Methods: We used crash data from the Fatality Analysis Reporting System (FARS) to calculate monthly rates of fatal motor vehicle crashes and fatal pedestrian-involved crashes per 100,000 people from 1991 to 2018. Changes in monthly crash rates in three states that had legalized cannabis (Colorado, Washington, and Oregon) were compared to matched control states using segmented regression with autoregressive terms.
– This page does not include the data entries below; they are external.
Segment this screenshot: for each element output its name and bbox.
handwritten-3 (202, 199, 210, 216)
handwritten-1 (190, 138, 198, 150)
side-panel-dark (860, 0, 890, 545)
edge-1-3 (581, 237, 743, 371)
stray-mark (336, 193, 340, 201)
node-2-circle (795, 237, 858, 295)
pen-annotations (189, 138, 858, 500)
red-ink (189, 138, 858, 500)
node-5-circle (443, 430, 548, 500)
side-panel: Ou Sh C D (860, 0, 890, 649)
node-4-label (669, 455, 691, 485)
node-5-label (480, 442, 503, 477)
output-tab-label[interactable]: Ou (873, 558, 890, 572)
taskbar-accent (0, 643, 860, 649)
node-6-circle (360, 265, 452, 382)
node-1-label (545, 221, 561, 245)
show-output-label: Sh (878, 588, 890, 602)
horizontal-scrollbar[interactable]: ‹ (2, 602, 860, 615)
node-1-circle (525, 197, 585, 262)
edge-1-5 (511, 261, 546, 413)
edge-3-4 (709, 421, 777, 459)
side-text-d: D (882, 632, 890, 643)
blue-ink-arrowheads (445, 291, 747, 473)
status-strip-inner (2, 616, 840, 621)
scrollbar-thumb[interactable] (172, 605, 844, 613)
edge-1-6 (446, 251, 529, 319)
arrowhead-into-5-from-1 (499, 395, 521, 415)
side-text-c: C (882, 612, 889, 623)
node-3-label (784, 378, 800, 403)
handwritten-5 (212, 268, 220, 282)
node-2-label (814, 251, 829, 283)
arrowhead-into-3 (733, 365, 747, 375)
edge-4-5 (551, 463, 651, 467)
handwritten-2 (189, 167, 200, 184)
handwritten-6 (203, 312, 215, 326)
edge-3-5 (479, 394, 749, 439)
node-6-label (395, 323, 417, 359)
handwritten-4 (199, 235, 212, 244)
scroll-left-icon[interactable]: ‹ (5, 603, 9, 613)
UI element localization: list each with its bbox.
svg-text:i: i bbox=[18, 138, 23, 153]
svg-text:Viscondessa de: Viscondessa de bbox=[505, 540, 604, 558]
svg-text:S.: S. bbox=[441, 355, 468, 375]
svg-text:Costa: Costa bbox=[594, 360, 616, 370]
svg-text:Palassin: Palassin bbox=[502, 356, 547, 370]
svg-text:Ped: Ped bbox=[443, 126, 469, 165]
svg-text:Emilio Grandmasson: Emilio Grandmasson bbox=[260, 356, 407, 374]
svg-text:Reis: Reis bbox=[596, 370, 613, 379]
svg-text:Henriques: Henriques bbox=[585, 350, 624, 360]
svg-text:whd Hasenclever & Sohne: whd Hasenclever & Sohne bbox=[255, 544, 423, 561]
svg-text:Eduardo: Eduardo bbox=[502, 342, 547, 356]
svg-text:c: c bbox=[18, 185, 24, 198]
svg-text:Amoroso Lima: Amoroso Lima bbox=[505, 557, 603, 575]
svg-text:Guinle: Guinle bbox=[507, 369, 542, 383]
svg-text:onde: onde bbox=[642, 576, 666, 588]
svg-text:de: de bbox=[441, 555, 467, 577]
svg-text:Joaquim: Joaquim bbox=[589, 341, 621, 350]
Results: We found no significant differences in pedestrian-involved fatal motor vehicle crashes between legalized cannabis states and control states following medical or recreational cannabis legalization. Washington and Oregon saw immediate decreases in all fatal crashes (-4.15 and -6.60) following medical cannabis legalization. Colorado showed an increase in trend for all fatal crashes after recreational cannabis legalization and the beginning of sales (0.15 and 0.18 monthly fatal crashes per 100,000 people).
Conclusions: Overall findings do not suggest an elevated risk of total or pedestrian-involved fatal motor vehicle crashes associated with cannabis legalization.